TIROLER ZEITUNG “Editorial” from March 21, 2023 by Max Strozzi “Promised, broken?”

Innsbruck (OTS) It shouldn’t have been possible for a bank to trigger a financial crisis since 2008. The Credit Suisse case raises the question: How secure is a banking system that has to be stabilized overnight with hundreds of billions?

One thing can be said after the emergency rescue of the major Swiss bank Credit Suisse: “Too big to fail” still exists. We remember. After the 2008 financial crisis, banks should never again be so large and systemically important that they have to be rescued if necessary, otherwise the entire financial system would falter. For example, additional capital requirements were introduced, stricter supervision, and if the worst came to the worst, such an institution should be wound up in an orderly manner. The message: Nobody should have to tremble anymore, even if a big financial institution gets into trouble. We have made provisions.
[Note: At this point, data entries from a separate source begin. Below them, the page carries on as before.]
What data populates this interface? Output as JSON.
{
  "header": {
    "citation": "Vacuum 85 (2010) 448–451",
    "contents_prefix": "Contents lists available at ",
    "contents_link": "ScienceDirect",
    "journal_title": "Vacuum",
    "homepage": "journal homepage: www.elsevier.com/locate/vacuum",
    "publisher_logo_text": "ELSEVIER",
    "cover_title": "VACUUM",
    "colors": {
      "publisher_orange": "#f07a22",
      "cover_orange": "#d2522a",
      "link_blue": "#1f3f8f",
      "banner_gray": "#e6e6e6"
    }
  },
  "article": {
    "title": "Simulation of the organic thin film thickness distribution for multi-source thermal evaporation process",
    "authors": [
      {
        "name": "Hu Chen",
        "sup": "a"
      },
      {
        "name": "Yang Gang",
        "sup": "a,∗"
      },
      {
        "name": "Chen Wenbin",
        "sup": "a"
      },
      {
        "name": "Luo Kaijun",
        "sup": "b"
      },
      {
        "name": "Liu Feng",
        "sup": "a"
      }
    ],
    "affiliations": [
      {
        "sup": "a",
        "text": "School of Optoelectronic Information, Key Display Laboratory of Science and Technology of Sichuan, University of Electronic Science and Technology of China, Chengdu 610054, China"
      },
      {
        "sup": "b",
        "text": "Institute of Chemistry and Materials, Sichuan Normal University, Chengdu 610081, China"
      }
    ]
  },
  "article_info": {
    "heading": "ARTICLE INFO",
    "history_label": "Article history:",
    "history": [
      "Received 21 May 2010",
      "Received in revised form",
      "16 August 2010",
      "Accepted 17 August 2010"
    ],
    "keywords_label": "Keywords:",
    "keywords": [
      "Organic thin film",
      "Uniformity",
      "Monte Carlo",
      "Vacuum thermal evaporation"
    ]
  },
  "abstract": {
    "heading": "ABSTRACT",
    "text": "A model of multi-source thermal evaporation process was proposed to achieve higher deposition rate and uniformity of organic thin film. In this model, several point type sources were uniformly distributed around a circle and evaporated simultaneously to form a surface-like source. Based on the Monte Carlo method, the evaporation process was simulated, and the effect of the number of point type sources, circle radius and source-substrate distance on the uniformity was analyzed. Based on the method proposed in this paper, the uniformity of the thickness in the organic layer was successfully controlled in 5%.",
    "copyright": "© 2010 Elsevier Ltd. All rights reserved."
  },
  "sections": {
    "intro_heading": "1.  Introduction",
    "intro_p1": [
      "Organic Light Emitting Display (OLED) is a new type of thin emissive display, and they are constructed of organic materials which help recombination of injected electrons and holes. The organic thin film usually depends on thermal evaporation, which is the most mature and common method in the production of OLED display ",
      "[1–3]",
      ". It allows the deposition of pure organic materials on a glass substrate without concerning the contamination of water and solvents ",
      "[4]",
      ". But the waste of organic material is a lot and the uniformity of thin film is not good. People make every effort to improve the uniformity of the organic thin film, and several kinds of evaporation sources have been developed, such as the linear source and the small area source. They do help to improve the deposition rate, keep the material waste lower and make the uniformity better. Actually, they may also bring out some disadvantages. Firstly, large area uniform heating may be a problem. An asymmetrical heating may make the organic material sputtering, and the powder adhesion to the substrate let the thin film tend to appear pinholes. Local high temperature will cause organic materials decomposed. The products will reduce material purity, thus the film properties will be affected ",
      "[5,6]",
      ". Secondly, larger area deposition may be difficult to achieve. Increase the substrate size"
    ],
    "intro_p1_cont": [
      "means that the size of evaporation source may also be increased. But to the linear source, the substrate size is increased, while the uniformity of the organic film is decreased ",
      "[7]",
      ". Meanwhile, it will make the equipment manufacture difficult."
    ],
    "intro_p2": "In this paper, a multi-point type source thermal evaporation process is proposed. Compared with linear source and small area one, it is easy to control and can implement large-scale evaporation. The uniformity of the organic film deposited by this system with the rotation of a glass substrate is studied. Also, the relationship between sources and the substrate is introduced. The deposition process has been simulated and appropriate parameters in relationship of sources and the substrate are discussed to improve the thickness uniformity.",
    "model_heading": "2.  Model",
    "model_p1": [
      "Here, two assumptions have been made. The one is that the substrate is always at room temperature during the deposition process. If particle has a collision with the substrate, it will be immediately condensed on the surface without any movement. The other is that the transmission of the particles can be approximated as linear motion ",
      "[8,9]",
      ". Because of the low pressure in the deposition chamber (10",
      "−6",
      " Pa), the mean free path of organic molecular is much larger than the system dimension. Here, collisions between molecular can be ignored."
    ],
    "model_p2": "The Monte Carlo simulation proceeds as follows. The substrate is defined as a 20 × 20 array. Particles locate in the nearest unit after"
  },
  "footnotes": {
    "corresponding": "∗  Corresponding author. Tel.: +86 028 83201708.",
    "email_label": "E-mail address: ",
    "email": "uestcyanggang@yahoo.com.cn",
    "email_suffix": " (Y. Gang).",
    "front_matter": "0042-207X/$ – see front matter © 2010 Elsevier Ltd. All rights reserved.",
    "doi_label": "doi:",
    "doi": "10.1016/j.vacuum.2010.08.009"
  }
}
In the case of Credit Suisse, there can hardly be any talk of an orderly settlement. Calming pills such as a €50 billion credit line from the Swiss central bank were unable to stem the tide. An emergency rescue plan was therefore built over the weekend with sums of money that are beyond imagination. Competitor UBS is being forced to take over Credit Suisse, the Swiss National Bank is providing cash injections equivalent to around EUR 100 billion, and the state is also assuming liability for further loans of up to the equivalent of EUR 100 billion. That the whole plan could also be illegal for a number of reasons – it doesn’t matter, it obviously had to be done quickly.
Any other solution, emphasized the Swiss finance minister, would have triggered a financial crisis, and bankruptcy of the bank would have had unforeseeable consequences for the global financial system. After 2008, that should no longer be the case. But apparently a single bank is still capable of triggering a global crisis. So this is how the security of the financial system is now, 15 years after Lehman.
It therefore sounds quite cynical when central banks step out to emphasize the stability of the system and the resilience of the banking sector. How safe is a system that has to be stabilized overnight with hundreds of billions in financial injections and state guarantees in order not to collapse? Not to be forgotten: After the bankruptcy of the Silicon Valley Bank in California, the USA also had to move out quickly and guarantee all deposits – in fact beyond the existing limit of $250,000.
With the takeover of the “zombie bank” Credit Suisse, UBS is now becoming a “monster bank”, as the Neue Zürcher Zeitung aptly wrote. Woe betide if the “monster” should stagger.